Exlibris Regina Freudenberg
Bei der kleinformatigen Druckgrafik handelt es sich um ein Exlibris, das der Künstler Alfred Mohrbutter fertigte. Es kann aufgrund seiner Bezeichnung eindeutig mit ihm als Hersteller und Regina Freudenberg als vormalige Eigentümerin des Exlibris identifiziert werden. Alfred Mohrbutter (1867-1916) war ab 1900 in Berlin tätig, wo er für das angesehene Kaufhaus Gerson und dessen Inhaber Philipp Freudenberg arbeitete. Seine Affinität für Frauenmode und Erfahrungen der Modebranche schrieb er im Buch ‚Das Kleid der Frau‘ nieder, das 1904 erschien.
Regina Freudenberg wurde am 2. Oktober 1871 als Regina Hirsch in Brüssel geboren. 1894 heiratete sie Julius Freudenberg (1870 - 1927), einen der Söhne des Kaufmanns Philipp Freudenberg. Dieser war seit 1891 Inhaber des Kaufhauses Gerson. Nach Freudenbergs Tod erbten seine Kinder das Unternehmen: Hermann Freudenberg (1868–1924) und Julius Freudenberg (1870–1927), die beide mit Töchtern von Léo Hirsch, einem Geschäftspartner des Vaters in Brüssel, verheiratet waren. Die Söhne wurden Geschäftsführer und erweiterten das Kaufhaus. Die Familie Freudenberg war angesehen und vermögend. Regina Freudenberg war eine begeisterte Pianistin, Kunstsammlerin und Mäzenin. Als Jüdin wurde sie nach der Machtergreifung durch die Nationalsozialisten in Deutschland verfolgt, sodass sie 1936 in ihr Geburtsland Belgien floh. Nach der Besetzung Belgiens und der drohenden Deportation nahm sie sich am 2. Oktober 1941, ihrem 70. Geburtstag, in Brüssel das Leben.

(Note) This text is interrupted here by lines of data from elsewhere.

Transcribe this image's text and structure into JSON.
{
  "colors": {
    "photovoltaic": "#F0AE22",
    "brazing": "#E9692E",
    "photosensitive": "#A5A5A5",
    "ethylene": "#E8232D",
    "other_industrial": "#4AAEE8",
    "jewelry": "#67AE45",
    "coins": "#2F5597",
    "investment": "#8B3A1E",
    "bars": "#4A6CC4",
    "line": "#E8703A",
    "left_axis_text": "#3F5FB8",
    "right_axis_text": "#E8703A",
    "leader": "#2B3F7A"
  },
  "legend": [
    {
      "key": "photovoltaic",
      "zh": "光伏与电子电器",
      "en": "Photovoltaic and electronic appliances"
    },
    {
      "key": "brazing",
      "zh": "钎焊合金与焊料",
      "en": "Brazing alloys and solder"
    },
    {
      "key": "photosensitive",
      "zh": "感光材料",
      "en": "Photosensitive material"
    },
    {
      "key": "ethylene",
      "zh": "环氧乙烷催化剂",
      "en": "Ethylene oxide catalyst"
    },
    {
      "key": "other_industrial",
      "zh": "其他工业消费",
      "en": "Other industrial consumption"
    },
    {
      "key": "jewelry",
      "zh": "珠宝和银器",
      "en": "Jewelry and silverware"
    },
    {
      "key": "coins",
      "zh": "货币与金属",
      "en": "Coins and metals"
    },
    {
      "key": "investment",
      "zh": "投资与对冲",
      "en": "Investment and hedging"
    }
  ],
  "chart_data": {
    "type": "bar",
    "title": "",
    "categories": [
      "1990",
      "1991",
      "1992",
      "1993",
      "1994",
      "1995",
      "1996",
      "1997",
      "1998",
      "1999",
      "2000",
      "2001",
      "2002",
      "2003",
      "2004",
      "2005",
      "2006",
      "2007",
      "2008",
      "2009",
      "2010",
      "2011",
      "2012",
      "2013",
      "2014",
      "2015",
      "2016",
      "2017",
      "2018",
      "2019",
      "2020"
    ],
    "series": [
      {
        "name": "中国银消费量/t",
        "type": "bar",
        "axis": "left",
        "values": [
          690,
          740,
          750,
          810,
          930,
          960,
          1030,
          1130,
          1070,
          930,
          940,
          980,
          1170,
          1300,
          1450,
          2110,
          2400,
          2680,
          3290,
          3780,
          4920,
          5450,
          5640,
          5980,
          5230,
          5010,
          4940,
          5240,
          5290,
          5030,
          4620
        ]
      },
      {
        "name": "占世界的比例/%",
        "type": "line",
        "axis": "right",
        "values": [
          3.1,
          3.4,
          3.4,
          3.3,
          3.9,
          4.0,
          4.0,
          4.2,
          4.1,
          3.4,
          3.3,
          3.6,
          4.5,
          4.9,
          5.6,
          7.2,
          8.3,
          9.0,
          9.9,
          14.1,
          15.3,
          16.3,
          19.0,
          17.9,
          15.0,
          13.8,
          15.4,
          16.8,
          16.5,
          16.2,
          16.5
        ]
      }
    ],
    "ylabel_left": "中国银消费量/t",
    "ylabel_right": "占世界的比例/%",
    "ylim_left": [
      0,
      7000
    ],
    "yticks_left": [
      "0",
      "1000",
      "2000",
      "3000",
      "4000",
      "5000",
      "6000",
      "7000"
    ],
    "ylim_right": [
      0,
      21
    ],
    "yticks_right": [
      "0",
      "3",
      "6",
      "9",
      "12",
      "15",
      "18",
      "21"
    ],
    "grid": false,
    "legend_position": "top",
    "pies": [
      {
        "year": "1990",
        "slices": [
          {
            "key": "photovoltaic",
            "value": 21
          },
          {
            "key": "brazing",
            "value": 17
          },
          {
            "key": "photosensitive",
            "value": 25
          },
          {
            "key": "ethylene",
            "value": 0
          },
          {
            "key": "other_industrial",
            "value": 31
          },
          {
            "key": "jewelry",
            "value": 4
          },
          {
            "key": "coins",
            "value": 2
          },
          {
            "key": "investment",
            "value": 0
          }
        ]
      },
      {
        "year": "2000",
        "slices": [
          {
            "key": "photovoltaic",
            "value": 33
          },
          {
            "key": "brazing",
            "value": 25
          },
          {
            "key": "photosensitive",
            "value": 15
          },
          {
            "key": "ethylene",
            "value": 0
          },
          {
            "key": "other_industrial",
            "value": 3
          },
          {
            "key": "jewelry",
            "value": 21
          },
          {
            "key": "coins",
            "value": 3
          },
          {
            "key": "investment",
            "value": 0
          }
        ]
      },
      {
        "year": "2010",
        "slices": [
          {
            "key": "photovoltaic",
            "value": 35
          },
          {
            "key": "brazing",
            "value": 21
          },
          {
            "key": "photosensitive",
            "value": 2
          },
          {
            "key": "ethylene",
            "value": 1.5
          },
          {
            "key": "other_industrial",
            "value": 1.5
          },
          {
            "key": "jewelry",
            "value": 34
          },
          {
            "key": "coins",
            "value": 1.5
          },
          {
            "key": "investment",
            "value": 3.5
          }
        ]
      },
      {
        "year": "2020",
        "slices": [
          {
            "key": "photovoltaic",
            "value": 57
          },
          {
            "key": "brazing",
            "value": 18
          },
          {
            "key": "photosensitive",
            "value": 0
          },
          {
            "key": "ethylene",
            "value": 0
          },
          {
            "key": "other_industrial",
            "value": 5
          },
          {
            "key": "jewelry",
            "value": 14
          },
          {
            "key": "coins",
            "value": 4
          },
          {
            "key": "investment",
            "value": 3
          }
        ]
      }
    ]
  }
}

Das Exemplar ihrer Auftragsarbeit bei Alfred Mohrbutter, welches sich im Besitz des Stadtmuseums befand, wurde von der Stadt Tübingen 1988 vom Auktionshaus Dietrich Schneider-Henn aus München in einem Konvolut erstanden. Der Verkäufer kann keine Angaben machen, wie er zu dem Stück kam. Dadurch entsteht eine Lücke in der Provenienz, die wir nicht schließen können. Es besteht folglich ein Verdachtsmoment, da der Verbleib in der NS-Zeit unbekannt ist und wir nicht wissen, ob es rechtmäßig erworben wurde. Ein erhärteter Verdacht ergibt sich aufgrund der jüdischen Herkunft der ehemaligen Besitzer, Familie Freudenberg. Das Stadtmuseum Tübingen hat die Erben Freudenbergs in Tel Aviv in Israel kontaktiert und das Objekt am 5. April 2021 an sie restituiert.